The Night Of The Generals

THE NIGHT OF THE GENERALS, if you were going to assign it a military rank, would be regrettably demoted down to Captain. In that less-exalted leadership position it’s worth saluting for the armament of some of its production values and the parade value generated by a battle-honed cast. But military justice is severe, and our court martial decision is due to a script that misfires with subplots and abrupt time-shifts that stall narrative advance. There are intelligence blunders like giving the enemy (the audience) advance notice (of who’s guilty) that defeats any surprise element. Numerous tactical foul-ups incur credibility casualties in slack direction, lethargic pacing, some iffy secondary performances, pesky period details, an awful music score and the basic absurdity of the plot. Critics fired point blank salvos, and the paying public went missing in action. All that after a discordant shoot with unhappy actors.
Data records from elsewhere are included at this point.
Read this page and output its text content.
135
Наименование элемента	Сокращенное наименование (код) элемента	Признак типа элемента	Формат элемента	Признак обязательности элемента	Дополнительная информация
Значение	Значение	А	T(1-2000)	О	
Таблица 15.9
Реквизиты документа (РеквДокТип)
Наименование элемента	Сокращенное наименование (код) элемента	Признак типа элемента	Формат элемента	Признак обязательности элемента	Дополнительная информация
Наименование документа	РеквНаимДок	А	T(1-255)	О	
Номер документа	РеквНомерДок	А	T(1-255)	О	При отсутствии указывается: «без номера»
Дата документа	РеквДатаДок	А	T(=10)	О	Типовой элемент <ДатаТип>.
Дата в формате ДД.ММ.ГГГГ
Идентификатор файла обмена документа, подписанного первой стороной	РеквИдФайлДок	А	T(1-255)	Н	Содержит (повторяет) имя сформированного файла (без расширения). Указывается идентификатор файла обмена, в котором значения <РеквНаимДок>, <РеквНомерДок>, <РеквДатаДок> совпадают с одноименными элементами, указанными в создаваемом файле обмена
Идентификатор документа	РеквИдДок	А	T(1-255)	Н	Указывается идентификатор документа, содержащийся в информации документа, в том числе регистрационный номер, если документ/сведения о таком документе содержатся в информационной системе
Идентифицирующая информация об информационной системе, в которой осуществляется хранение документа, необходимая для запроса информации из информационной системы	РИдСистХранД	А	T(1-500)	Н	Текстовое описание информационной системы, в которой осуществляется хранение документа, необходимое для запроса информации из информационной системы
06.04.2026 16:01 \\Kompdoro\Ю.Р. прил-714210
Nazi-occupied Poland, 1942. The grotesque sex murder of a prostitute in Warsaw implicates a German general. Justice-bent ‘Major Grau’ (Omar Sharif) of the Abwehr narrows his suspects to three men of distinctly different temperaments. Grau’s initially stymied investigation renews in 1944 Paris, and another savage murder, occurring as the Allies approach the city. Flash-forward decades to postwar-Germany where a similar crime causes a friend of Grau’s, a French Interpol inspector, to track down those involved in the original cases.

Directed by Anatole Litvak (The Snake Pit, Decision Before Dawn, Anastasia), produced on medium-big scale by Sam Spiegel, the cluttered screenplay by Paul Dehn and Joseph Kessel (with Gore Vidal and Robert Anderson pitching in sans credit) was based on the 1962 novel by Hans Hellmut Kirst, with a nod to a subplot from another novel written in 1952 by James Hadley Chase.

Location filming was done in Warsaw, Paris, Munich and Hamburg, and Sharif (fresh off the titanic success of Doctor Zhivago, a fine actor but rather unlikely German) was just part of a packed cast. The three suspects were Peter O’Toole (first-billed), Donald Pleasence and Charles Gray. Tom Courtenay and Joanna Pettet were assigned a clumsy romantic subplot. Another subplot involves the July 20 plot to kill Hitler and employs brief appearances from Christopher Plummer (as Rommel), Harry Andrews and Juliette Greco.

The acting varies from casually confident (Sharif, Pleasence, Gray, most of the others), to awkward (Courtenay and Pettet feel injected straight from the 60s) to feeble (Philippe Noiret as the Interpol agent, his halting English nearly sounds dubbed). A big problem is O’Toole’s quirky maniac; it’s fun to watch but so obvious it undercuts logic. He and Sharif were obliged by an old contract to do the film and that dated back to when, as unknowns, they did Lawrence Of Arabia for Spiegel. Now they were major stars, but the contract held them to relative pittance pay, and they chafed.

Spiegel repeatedly undercut director Litvak. Despite a good deal of money thrown into sets, uniforms, crowd scenes and the big action setpiece in a section of Warsaw, using Russian-built tanks (Poland then still part of the Soviet Bloc) the movie still too often has a static look. Script contributor Vidal went so far as to suggest O’Toole’s over-the-top performance amounted to sabotage to get back at Spiegel. How much you buy the self-serving sniping of viper Vidal is up to you. Maybe O’Toole rebuffed a pass? Bien brûler mon short: how dare we! Badly hurting scene after scene is a wretched score from, of all people, Maurice Jarre. That’s a dismal thing to hear say, since monsieur Jarre created some truly wonderful soundtracks (he’d just done two great jobs on The Professionals and Is Paris Burning?) but, like us all, he was also capable of the occasional dud (Ryan’s Daughter), so maybe his muse wasn’t inspired by the bleak and distasteful nature of the material.

Made for $5,200,000, the $6,000,000 gross was a cold bath, 45th place in the States. With Coral Browne (excellent as Gray’s nasty wife, Pettet’s unforgiving mother), John Gregson, Nigel Stock, Gordon Jackson, Veronique Vendell and Michael Goodlife. After investing 148 minutes in corrupted company it all ends with a shrug.

* German author Hans Hellmut Kirst wrote 46 books, mostly about the 3rd Reich (he was a Luftwaffe vet and former Nazi) that sold over 12,000,000 copies. The borrowing in the screenplay (and in Kirst’s book as well, provoking a suit) was from James Hadley Chase’s “The Wary Transgressor”, one of 90 thrillers that gentleman wrote under five pseudonyms, with no less than 49 being turned into movies in a host of countries.